C'est tout polis que la mer jette au rivage ses galets après les avoir longtemps roulés dans ses marées.

Au contraire toute l'œuvre de Lamartine fut hâtive, d'une forme lâchée. Aussi, dans ses préfaces, redoutait-il lui-même le dédain des délicats. Il n'ignorait pas non plus les caprices fantasques de la vogue, l'effrayante mobilité des goûts littéraires qui démodent vite les œuvres. Surtout pour celles qui appartiennent plus au passé qu'a l'avenir. Il y a des poètes qui ouvrent une époque et une poésie, tel Victor Hugo. Au contraire Lamartine ferma une époque. Il résume Piron, Millevoye, Lebrun, Soumet, tous ces poètes intermédiaires, non sans talent, qu'il continue en somme, mais absorba dans son rayonnement. C'est en ce sens que Rivarol a dit: «Le génie égorge ceux qu'il pille.»
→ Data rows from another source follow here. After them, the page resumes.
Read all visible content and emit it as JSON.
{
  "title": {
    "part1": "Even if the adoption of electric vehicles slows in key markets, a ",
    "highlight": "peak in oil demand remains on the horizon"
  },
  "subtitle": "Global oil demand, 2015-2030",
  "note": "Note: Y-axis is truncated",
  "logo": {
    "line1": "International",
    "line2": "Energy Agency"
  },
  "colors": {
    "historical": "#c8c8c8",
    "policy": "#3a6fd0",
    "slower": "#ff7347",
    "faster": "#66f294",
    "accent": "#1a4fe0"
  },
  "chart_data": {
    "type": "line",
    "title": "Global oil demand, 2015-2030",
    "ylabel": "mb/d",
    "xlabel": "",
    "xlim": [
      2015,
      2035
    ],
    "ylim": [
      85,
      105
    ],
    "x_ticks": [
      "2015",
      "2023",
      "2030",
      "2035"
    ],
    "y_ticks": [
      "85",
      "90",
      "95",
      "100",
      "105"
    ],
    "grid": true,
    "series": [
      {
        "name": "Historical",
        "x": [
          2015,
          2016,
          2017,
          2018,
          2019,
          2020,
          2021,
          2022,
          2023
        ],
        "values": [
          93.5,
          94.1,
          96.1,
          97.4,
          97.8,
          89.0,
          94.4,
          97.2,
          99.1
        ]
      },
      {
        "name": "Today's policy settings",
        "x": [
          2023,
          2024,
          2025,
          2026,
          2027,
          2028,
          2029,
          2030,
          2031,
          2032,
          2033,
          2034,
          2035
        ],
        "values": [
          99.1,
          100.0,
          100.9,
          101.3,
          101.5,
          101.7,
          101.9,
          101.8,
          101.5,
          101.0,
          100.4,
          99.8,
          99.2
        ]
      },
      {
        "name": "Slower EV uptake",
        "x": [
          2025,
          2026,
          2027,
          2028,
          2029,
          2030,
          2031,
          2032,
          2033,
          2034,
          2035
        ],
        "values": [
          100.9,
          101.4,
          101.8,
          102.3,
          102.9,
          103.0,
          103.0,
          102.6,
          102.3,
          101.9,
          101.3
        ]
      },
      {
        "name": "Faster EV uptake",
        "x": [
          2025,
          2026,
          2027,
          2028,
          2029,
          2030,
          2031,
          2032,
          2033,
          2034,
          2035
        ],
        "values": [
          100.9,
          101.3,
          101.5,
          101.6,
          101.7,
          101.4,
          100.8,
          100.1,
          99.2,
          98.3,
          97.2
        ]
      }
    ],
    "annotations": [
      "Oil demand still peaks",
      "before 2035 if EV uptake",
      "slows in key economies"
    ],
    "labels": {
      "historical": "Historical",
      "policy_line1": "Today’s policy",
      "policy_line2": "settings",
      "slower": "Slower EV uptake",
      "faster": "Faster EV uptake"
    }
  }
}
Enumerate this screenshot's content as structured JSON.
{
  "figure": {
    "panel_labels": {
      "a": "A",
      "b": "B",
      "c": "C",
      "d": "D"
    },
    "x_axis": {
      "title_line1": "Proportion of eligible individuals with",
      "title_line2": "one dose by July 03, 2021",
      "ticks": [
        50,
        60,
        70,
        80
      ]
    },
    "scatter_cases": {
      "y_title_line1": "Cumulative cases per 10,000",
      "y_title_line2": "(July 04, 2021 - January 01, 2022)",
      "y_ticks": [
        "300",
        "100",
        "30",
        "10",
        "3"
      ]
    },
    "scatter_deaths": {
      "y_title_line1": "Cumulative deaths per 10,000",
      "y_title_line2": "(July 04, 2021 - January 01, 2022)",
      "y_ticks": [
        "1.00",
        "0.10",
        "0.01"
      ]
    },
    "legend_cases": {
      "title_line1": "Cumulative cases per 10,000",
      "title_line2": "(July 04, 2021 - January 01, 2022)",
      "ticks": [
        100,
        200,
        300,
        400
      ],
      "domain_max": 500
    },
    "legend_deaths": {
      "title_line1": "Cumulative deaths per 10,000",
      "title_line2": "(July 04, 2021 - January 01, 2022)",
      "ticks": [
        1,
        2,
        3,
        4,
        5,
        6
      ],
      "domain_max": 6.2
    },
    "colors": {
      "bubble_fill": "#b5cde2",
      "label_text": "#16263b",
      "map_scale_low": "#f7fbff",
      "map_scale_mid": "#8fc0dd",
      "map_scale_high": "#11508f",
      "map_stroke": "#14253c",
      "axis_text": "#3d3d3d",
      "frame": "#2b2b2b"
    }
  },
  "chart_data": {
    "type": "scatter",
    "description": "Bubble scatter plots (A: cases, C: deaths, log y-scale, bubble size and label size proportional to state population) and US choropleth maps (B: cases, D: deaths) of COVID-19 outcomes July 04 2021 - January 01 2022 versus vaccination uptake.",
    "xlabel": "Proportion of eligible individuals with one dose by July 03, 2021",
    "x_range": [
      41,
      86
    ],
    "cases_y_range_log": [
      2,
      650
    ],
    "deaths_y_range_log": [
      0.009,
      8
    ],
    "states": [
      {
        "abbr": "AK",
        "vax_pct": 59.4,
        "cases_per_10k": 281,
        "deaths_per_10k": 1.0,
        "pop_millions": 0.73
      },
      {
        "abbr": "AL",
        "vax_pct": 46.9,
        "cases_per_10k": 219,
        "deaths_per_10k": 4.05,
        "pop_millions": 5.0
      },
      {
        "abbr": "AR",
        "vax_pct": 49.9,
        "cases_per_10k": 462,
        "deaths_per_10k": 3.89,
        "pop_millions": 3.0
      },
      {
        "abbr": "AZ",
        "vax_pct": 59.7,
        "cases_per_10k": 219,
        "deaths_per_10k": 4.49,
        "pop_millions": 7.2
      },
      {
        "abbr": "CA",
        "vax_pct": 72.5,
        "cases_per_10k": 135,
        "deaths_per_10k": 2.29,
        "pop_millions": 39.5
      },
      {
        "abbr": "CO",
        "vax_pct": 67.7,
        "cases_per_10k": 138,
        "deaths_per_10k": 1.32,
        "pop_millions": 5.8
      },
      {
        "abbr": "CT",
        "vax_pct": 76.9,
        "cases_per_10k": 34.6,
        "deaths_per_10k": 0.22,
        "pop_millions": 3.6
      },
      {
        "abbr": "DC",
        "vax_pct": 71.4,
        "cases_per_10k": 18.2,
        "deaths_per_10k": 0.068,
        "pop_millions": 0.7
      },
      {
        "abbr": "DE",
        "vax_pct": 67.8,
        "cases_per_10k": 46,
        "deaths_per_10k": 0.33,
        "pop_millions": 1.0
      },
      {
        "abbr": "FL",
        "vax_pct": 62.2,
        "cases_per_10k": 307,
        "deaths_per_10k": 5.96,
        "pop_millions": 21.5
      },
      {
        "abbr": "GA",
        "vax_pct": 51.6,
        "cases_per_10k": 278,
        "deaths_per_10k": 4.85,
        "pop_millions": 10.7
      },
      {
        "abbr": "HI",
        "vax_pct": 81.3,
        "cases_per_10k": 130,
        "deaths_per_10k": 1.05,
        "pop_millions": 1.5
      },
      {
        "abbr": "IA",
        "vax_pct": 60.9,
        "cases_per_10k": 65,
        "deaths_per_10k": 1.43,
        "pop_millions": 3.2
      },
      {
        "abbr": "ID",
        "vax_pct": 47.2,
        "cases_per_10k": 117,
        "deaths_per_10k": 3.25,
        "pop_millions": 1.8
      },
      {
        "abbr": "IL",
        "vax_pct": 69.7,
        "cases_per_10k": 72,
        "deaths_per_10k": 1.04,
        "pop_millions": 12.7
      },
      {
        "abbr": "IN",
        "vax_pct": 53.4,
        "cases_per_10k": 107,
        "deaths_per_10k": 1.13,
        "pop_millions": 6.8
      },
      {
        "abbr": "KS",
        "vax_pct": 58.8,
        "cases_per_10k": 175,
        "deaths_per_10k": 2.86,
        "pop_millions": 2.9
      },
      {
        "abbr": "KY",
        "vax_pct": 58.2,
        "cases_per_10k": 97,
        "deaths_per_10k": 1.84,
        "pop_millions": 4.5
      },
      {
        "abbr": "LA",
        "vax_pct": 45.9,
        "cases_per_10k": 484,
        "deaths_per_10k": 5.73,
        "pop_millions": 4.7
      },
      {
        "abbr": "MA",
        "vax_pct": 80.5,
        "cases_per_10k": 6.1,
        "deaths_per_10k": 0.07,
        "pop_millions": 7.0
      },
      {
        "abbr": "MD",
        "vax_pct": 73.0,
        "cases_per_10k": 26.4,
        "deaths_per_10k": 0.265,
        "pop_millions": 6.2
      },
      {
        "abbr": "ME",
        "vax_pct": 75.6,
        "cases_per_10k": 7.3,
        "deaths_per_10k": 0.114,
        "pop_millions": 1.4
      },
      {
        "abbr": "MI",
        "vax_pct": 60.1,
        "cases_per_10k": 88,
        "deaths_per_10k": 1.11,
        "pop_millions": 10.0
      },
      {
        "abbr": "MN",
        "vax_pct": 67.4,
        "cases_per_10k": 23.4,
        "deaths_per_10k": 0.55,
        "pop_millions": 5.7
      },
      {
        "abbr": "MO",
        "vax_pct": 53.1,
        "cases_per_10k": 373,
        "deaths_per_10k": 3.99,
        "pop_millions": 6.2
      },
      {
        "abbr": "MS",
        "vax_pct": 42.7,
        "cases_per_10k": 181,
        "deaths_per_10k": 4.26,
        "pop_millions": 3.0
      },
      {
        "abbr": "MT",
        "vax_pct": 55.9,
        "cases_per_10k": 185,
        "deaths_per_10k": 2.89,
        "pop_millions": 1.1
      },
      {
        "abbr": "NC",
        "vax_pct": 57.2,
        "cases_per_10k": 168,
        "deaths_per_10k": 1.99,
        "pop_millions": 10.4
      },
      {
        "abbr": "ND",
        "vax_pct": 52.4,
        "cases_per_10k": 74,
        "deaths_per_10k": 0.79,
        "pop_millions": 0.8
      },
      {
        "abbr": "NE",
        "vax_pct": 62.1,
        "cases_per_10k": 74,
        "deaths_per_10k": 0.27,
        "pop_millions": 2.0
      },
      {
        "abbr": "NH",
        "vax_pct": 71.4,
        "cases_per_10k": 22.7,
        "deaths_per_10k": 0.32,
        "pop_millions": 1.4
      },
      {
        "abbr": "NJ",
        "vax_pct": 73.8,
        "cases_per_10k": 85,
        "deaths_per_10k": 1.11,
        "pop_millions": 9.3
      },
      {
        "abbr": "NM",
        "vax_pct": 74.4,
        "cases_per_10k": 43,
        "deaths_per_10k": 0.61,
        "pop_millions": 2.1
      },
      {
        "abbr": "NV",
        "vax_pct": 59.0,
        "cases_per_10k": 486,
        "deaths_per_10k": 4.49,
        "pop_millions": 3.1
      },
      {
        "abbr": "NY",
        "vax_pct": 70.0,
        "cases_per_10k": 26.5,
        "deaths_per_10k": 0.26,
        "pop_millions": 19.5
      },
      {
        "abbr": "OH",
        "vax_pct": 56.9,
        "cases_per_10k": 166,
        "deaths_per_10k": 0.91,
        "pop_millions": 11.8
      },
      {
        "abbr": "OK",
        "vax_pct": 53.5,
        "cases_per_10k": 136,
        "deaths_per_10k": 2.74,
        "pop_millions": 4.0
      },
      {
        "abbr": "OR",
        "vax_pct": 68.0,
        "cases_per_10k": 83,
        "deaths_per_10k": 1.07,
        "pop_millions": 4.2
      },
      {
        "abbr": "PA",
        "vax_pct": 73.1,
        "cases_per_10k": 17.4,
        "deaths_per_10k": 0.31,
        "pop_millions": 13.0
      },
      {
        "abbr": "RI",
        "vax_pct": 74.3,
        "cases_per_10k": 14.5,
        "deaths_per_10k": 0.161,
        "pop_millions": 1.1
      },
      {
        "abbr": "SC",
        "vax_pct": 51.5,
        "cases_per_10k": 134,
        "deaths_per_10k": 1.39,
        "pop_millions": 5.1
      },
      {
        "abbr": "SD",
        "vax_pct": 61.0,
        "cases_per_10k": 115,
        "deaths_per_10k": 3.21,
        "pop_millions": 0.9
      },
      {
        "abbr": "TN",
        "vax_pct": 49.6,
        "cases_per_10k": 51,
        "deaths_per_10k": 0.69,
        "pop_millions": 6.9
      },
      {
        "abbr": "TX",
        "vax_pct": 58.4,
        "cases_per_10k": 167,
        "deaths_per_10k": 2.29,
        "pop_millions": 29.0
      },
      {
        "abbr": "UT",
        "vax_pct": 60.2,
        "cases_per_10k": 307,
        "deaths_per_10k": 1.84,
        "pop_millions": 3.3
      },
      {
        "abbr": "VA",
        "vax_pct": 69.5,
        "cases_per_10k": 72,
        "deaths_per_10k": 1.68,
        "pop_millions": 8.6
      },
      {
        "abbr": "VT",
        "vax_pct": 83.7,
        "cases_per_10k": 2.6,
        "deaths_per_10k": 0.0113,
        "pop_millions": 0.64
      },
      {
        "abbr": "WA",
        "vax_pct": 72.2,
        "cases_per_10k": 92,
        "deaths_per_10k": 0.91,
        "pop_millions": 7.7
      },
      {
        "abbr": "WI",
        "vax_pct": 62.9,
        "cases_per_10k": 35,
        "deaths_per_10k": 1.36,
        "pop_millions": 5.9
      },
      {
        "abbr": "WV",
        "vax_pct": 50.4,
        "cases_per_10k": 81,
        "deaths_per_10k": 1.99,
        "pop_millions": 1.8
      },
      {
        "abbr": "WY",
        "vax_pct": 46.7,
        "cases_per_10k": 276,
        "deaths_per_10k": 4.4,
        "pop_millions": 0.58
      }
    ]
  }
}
Mais tout en craignant pour l'avenir, il se consolait en affirmant: «Il y a des anniversaires d'idées dans la vie des siècles.» Et, en effet, on a pu assister, ces dernières années, à un renouveau de sa gloire, qui sans cesse recommencera par intervalles. Car la forme de sa poésie est sans date. Elle est classique et elle est moderne. La langue est large, peu raffinée et vaut moins par le choix des mots que par un rythme général. Or c'est par le vocabulaire d'abord qu'une poésie se démode. Celle-ci est toute de musique. Elle se borne à de grands planements.

Quant au fond, elle s'en tient à ce qu'on peut appeler les lieux communs de l'humanité: la nation, l'amour, la religion, la douleur, mais on peut dire aussi que ces thèmes sont ceux de l'âme elle-même, l'âme éternelle, la Psyché nostalgique et vagabonde, et qu'un poète se haussant jusque-là émouvra davantage et avec plus de durée qu'un poète exprimant seulement les sensations personnelles et fugitives de sa seule âme ou de ses nerfs.

Qu'importe d'ailleurs pour Lamartine si, des thèmes choisis, il sut faire véritablement des concerts, selon l'expression qui lui était familière, aujourd'hui vieillie, mais si juste.

Chaque fois qu'il a pris la parole: soit sur la page blanche où tombaient ses poèmes spontanés; soit à la tribune; dans les rues, les jours de révolution; à l'Académie, où son discours de réception souleva d'un élan toutes les questions du temps et de l'éternité, chaque fois ce fut vraiment «un concert», une voix plus qu'humaine, une vaste musique rebelle aux subtilités, mais qui enveloppait toutes les âmes dans ses grands plis.

Et c'est ainsi qu'il semble devoir s'éterniser pour l'avenir: Lamartine est l'Orgue de la poésie du siècle.